Asiaha and a new friend.




Geraldine and I had a great time together.
She was very shy...when I spoke to her, she would smile, giggle and bury her head in my shoulder.
John attracted a crowd...ironic as he has three boys at home.




Kevin was clearly moved by his orphanage village...He had little to say and retired early that night...
Jim's balloons were the perfect distraction needed for us to be able to sneak out with a minimal amount of tears (adults, not the kids).
One of my favorite photos...completely untouched. This is exactly what the camera saw.  I took just this one image and then put the camera down to cheer them on...Eventually, they got both balloons inflated.


The drive off the mountain had an interesting moment. We came around a bend in the narrow road and there was a tractor obviously broken down in the middle of the road.  It wasn't your average tractor is was giant one with tires that were six feet tall.  It had to weigh many tons, so pushing it out of the way seemed out of the question.  The tractor guys were waving Pere Bruno to drive around the stranded vehicle.  The first motioned to the right, but that wasn't an option. There was not guard rail and no shoulder and if we had slipped off the skinny road, we would have plummeted down the hill in a ball of fire.  Thank you, no.

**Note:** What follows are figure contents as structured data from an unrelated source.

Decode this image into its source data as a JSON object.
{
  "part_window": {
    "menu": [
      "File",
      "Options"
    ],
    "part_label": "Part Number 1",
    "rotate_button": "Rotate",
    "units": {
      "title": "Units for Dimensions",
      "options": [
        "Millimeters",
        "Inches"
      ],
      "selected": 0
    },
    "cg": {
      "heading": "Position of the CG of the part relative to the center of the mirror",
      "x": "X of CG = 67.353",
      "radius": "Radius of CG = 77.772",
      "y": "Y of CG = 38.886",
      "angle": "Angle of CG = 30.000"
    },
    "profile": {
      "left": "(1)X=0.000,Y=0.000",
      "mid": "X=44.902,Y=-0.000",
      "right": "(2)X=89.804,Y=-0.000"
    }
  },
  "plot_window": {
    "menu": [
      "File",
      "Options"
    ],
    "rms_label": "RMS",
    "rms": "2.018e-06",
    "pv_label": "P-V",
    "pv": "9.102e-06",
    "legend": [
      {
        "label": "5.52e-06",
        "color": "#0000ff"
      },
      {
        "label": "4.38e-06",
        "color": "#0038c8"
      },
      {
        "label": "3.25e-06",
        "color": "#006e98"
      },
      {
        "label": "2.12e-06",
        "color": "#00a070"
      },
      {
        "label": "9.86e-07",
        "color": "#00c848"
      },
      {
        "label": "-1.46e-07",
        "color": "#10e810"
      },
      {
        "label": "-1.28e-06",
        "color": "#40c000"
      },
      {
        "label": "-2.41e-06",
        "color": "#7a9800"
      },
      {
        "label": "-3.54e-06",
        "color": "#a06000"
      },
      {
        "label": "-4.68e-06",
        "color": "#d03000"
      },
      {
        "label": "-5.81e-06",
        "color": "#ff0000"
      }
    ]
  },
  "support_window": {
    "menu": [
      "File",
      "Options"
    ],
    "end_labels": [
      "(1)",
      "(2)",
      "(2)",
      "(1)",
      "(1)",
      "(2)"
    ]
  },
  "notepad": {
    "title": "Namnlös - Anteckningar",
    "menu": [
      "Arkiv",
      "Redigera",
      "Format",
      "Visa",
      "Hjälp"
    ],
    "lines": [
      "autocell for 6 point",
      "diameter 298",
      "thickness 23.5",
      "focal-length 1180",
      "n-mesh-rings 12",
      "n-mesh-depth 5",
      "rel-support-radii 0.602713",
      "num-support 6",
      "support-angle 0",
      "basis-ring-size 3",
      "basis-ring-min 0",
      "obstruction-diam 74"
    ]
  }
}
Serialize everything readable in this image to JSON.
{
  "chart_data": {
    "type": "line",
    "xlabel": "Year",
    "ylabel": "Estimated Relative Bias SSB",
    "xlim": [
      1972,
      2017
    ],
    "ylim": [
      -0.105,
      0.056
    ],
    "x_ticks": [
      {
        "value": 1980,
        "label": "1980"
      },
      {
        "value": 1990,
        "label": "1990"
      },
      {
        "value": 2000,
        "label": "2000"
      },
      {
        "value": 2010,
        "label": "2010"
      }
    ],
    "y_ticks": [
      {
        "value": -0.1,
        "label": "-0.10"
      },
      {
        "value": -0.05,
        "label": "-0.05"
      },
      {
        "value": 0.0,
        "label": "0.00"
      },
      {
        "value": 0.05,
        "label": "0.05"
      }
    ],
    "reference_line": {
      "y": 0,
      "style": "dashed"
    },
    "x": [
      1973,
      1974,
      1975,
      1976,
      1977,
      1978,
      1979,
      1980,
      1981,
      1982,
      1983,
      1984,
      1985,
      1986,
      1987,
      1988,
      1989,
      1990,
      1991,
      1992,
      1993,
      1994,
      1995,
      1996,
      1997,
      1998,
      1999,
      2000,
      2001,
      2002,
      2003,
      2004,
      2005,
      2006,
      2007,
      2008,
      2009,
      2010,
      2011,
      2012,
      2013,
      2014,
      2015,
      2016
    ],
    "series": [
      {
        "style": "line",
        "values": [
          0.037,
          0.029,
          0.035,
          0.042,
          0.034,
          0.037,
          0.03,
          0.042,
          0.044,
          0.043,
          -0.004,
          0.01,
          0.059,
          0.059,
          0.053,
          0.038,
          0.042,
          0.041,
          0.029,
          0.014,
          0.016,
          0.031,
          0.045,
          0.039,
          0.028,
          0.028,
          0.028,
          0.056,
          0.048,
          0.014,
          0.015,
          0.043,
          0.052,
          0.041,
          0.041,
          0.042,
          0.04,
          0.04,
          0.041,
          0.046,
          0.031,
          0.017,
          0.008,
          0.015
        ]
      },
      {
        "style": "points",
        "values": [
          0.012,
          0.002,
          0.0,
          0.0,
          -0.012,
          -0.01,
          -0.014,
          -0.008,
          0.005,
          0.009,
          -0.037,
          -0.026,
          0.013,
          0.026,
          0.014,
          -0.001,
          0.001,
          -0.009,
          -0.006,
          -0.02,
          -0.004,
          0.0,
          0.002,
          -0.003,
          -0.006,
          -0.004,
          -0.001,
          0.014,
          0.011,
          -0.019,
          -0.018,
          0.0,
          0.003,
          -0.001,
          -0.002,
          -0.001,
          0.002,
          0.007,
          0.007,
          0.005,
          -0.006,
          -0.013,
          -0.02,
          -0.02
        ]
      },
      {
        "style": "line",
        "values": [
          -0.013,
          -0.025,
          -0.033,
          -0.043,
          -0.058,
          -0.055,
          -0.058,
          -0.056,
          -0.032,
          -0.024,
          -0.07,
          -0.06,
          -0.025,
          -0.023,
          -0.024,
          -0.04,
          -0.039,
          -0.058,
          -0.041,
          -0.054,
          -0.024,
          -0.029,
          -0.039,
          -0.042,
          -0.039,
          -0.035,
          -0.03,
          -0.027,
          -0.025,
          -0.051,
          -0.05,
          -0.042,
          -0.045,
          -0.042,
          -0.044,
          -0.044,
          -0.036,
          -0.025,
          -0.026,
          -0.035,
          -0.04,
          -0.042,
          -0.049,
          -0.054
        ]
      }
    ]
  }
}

So, Pere Bruno opted to try to pass on the left.  The first problem was that there was an old telephone pole close to the tractor. We determined that there was at least two or three inches of clearance which brought us to the second problem. The narrow gap we had to shoot had a deep ditch running through it at a 45-degree angle meaning the Land Cruiser was likely to rock back and forth in a tight space which afforded no room for any variance.  Pere Bruno navigated the car through without touching either the pole or the tractor prompting John Connolly to say "Pere Bruno you really are a man of faith."  The driver behind us hit the pole...or the tractor...or both. Not sure.  It was classis Pere Bruno -- calm, steady, unerring...no problem. 
Street scene in Cap Haitien. This is fairly typical, but not as crowded as many of the streets we traveled. 
Note the Coke and Sprite bottles...served with ice!  No Diet Coke or Coke Light as they call it everywhere else but America, but plenty of Coke or Sprite with ice.  Ice = Cold.  Cold is good.  I learned in Haiti that I can live happily without air-conditioning or hot water, but I need cold drinks and ice.
Pere Bruno took us to lunch and then for some shopping at the market under the restaurant. 
Yes, that's ESPN's Sportscenter over Tony's head.
The food was good, but slow...the power was provided by a generator in the men's room.  Not near it, IN it...two armed guards greeted us when we arrived...


Before we left Cap Haitian where we visited the Tourist Market.  I'm told cruise ships used to stop here.  Having recently been on a cruise, I can only imagine my fellow cruisers getting off the ship in Haiti, taking a quick look around and returning immediately to the ship...It just isn't a tourist destination in the traditional sense.  So the local merchants sit in the Tourist Market waiting for a handful of Americans to wander through and, no doubt, hoping that some day a thriving tourism industry will return to Haiti.